La neige constitue la forme principale des précipitations atmosphériques solides. Elle résulte d’une condensation lente et progressive de la vapeur d’eau contenue dans l’atmosphére à une température voisine de 0°. Cette condensation se fait le plus souvent en cristaux en formes d’étoiles à six branches. Par temps très froid (moins de – 20°) elle peut se faire sous forme de longues aiguilles prismatiques très minces. Si les cristaux subissent au contraire une fusion partielle, ils s’agglomèrent au cours de leur chute pour former des flocons. C’est sous cette forme que la neige est familière à l’habitant des régions tempérées. Dans les régions équatoriales enfin, la neige — limitée ici comme bien l’on pense aux sommets des hautes montagnes — revêts souvent la forme de cristaux grossiers, agglomérés en grains, parfois mêlés de véritables grêlons. Il n’est pas rare qu’elle soit accompagnée de phénomènes électriques, chose exceptionnelle aux lattitudes tempérées.

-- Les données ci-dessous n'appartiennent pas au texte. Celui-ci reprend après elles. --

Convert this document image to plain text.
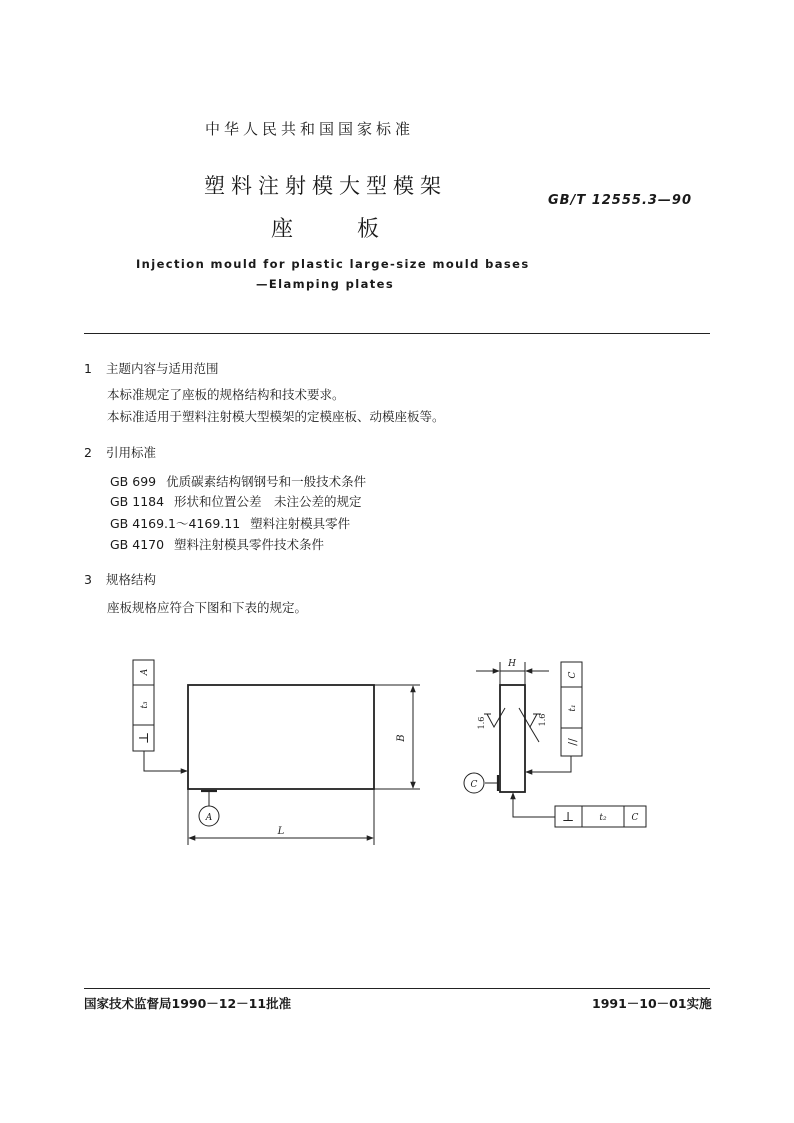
中华人民共和国国家标准
塑料注射模大型模架
座	板
GB/T 12555.3—90
Injection mould for plastic large-size mould bases
—Elamping plates
1 主题内容与适用范围
本标准规定了座板的规格结构和技术要求。
本标准适用于塑料注射模大型模架的定模座板、动模座板等。
2 引用标准
GB 699 优质碳素结构钢钢号和一般技术条件
GB 1184 形状和位置公差　未注公差的规定
GB 4169.1～4169.11 塑料注射模具零件
GB 4170 塑料注射模具零件技术条件
3 规格结构
座板规格应符合下图和下表的规定。
L
B
A
A
t₃
⊥
H
1.6	1.6
C
C
t₁
//
⊥	t₂	C
国家技术监督局1990－12－11批准	1991－10－01实施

Charles-Pierre Péguy, La Neige, 2e édition mise à jour, Paris, Presses universitaires de France, coll. « Que sais-je ? », 1968, p. 9.

Essentiel

Un absolu de vide et de silence :

La neige apparaît donc bien dans sa qualité acoustique comme une matière poétique, et par là comme un tremplin métaphysique. Remonte-pente vers l’absolu, elle nous révèle cependant une forme particulière de cette absoluité. C’est un absolu de vide et de silence. Peut-être touchons-nous là un des caractères fondamentaux de la rêverie neigeuse : elle est rêverie négatrice, elle est antithèse.

Gilbert Durand, « Psychanalyse de la neige », dédié à Gaston Bachelard, in Mercure de France, no 1080, août 1953, p. 621.